Sail, congrats! It's always nice to get some recognition (fingers crossed for the salary boost too!)
A job as the Tooth Fairy?! Macy's makeup would be kind of fun, depending on how much of it was commission.
I went to an alumni event tonight--almost forgot it was happening, but made it in time. It was to send off the new students. Holy crap they're young! And they're the class of 2015! OMG I AM OLD.
Tucson has drag kings!
I found the Pinball Hall of Fame in Vegas. They had the old machine we had in our basement growing up (not same one, just same model). Ahhh I miss playing pinball. Too bad I suck at it. But I had fun!!
Yep, the Tooth Fairy. Wearing scrubs and a pair of wings, and teaching dental hygiene to elementary-school kids.
Pros -- Dude, I'm a melodramatic fool when it comes to teaching. And I could get paid to wear glitter and wings to work!
Cons -- Some days, I could easily see myself as that cynical type of cigarette-smoking, flask-sipping anti-fairy: "Bitches, brush your motherfucking teeth. It ain't hard. Up down, all around. Now bring momma a bucket of fries and a martini."
Make-up would be fun, though; I worked for Lancome in the 90's, and I'm a big ol' make-up ho who does liquid liner with a steady hand and a kick-ass smoky eye.
Dear god, why am I up so early?
Cons -- Some days, I could easily see myself as that cynical type of cigarette-smoking, flask-sipping anti-fairy: "Bitches, brush your motherfucking teeth. It ain't hard. Up down, all around. Now bring momma a bucket of fries and a martini."
I would have paid folding green money for this when my kids were little. But then, I'm not exactly winning any parent of the year awards any time soon.

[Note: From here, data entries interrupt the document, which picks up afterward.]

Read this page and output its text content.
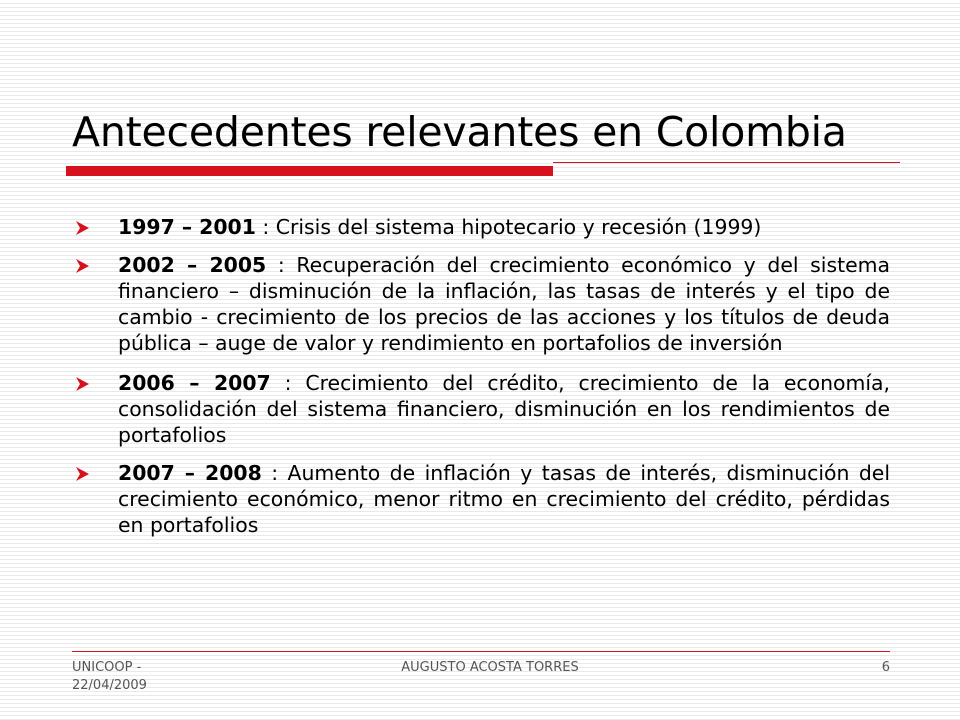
Antecedentes relevantes en Colombia
1997 – 2001 : Crisis del sistema hipotecario y recesión (1999)
2002 – 2005 : Recuperación del crecimiento económico y del sistema financiero – disminución de la inflación, las tasas de interés y el tipo de cambio - crecimiento de los precios de las acciones y los títulos de deuda pública – auge de valor y rendimiento en portafolios de inversión
2006 – 2007 : Crecimiento del crédito, crecimiento de la economía, consolidación del sistema financiero, disminución en los rendimientos de portafolios
2007 – 2008 : Aumento de inflación y tasas de interés, disminución del crecimiento económico, menor ritmo en crecimiento del crédito, pérdidas en portafolios
UNICOOP - 22/04/2009
AUGUSTO ACOSTA TORRES	6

Make-up would be fun, though; I worked for Lancome in the 90's, and I'm a big ol' make-up ho who does liquid liner with a steady hand and a kick-ass smoky eye.

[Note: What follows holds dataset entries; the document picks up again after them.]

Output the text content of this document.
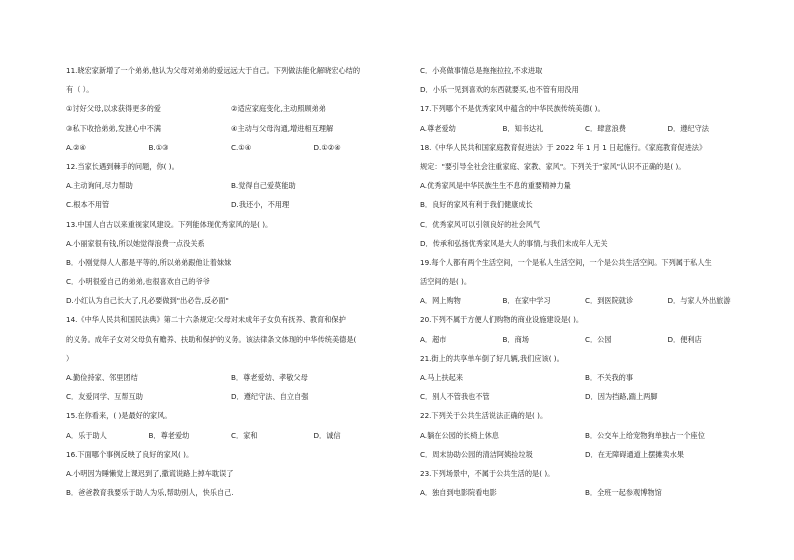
11.晓宏家新增了一个弟弟,他认为父母对弟弟的爱远远大于自己。下列做法能化解晓宏心结的
有（ ）。
①讨好父母,以求获得更多的爱	②适应家庭变化,主动照顾弟弟
③私下收拾弟弟,发泄心中不满	④主动与父母沟通,增进相互理解
A.②④	B.①③	C.①④	D.①②④
12.当家长遇到棘手的问题，你( )。
A.主动询问,尽力帮助	B.觉得自己爱莫能助
C.根本不用管	D.我还小，不用理
13.中国人自古以来重视家风建设。下列能体现优秀家风的是( )。
A.小丽家很有钱,所以她觉得浪费一点没关系
B．小刚觉得人人都是平等的,所以弟弟跟他让着妹妹
C．小明很爱自己的弟弟,也很喜欢自己的爷爷
D.小红认为自己长大了,凡必要做到"出必告,反必面"
14.《中华人民共和国民法典》第二十六条规定:父母对未成年子女负有抚养、教育和保护
的义务。成年子女对父母负有赡养、扶助和保护的义务。该法律条文体现的中华传统美德是(
）
A.勤俭持家、邻里团结	B．尊老爱幼、孝敬父母
C．友爱同学、互帮互助	D．遵纪守法、自立自强
15.在你看来，( )是最好的家风。
A．乐于助人	B．尊老爱幼	C．家和	D．诚信
16.下面哪个事例反映了良好的家风( )。
A.小明因为睡懒觉上课迟到了,撒谎说路上掉车耽误了
B．爸爸教育我要乐于助人为乐,帮助别人，快乐自己.
C．小亮做事情总是拖拖拉拉,不求进取
D．小乐一见到喜欢的东西就要买,也不管有用没用
17.下列哪个不是优秀家风中蕴含的中华民族传统美德( )。
A.尊老爱幼	B．知书达礼	C．肆意浪费	D．遵纪守法
18.《中华人民共和国家庭教育促进法》于 2022 年 1 月 1 日起施行。《家庭教育促进法》
规定："要引导全社会注重家庭、家教、家风"。下列关于"家风"认识不正确的是( )。
A.优秀家风是中华民族生生不息的重要精神力量
B．良好的家风有利于我们健康成长
C．优秀家风可以引领良好的社会风气
D．传承和弘扬优秀家风是大人的事情,与我们未成年人无关
19.每个人都有两个生活空间，一个是私人生活空间，一个是公共生活空间。下列属于私人生
活空间的是( )。
A．网上购物	B．在家中学习	C．到医院就诊	D．与家人外出旅游
20.下列不属于方便人们购物的商业设施建设是( )。
A．超市	B．商场	C．公园	D．便利店
21.街上的共享单车倒了好几辆,我们应该( )。
A.马上扶起来	B．不关我的事
C．别人不管我也不管	D．因为挡路,踹上两脚
22.下列关于公共生活说法正确的是( )。
A.躺在公园的长椅上休息	B．公交车上给宠物狗单独占一个座位
C．周末协助公园的清洁阿姨捡垃圾	D．在无障碍通道上摆摊卖水果
23.下列场景中，不属于公共生活的是( )。
A．独自到电影院看电影	B．全班一起参观博物馆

I need you to teach me how to do liquid liner.
Dear god, why am I up so early?
You have to get the teeth while the kids are still asleep.
Barb, if I have to take a job as the Tooth Fairy to make ends meet while writing, you are taking up a collection to fly me to the next RWA meeting to accompany you as the Motherfuckin' Muse Fairy.
I'll be on a panel, and I'll thwap people with a Nook:
"Here, your fucking writer's block is gone. Now you have a concussion. Getcha ass in the chair anyway, and write some shit. That scene needed a little hot blood anyway. Now, get the Muse some potato skins and a gimlet before I condemn you to a life of Mary Sues."
Happy birthday, Barb, from the Motherfuckin' Muse Fairy!
I worked from 5 til 7:30, then I went back to bed for 2 hours. That NEVER EVER happens -- like, end of days shit. I'd had a cup of coffee, too.
I dreamed of literally herding cats. In and out of a garage. Brain says, your stress, let me show you it...
How much do I love the Motherfuckin' Muse Fairy?! A whole helluva lot.
I have To Much To Do To to create a site about the MMF with a random inspirational quote generator, right?!
I have To Much To Do To to create a site about the MMF with a random inspirational quote generator, right?!
Your subconcious would like to know how to make the dream symbolism clearer.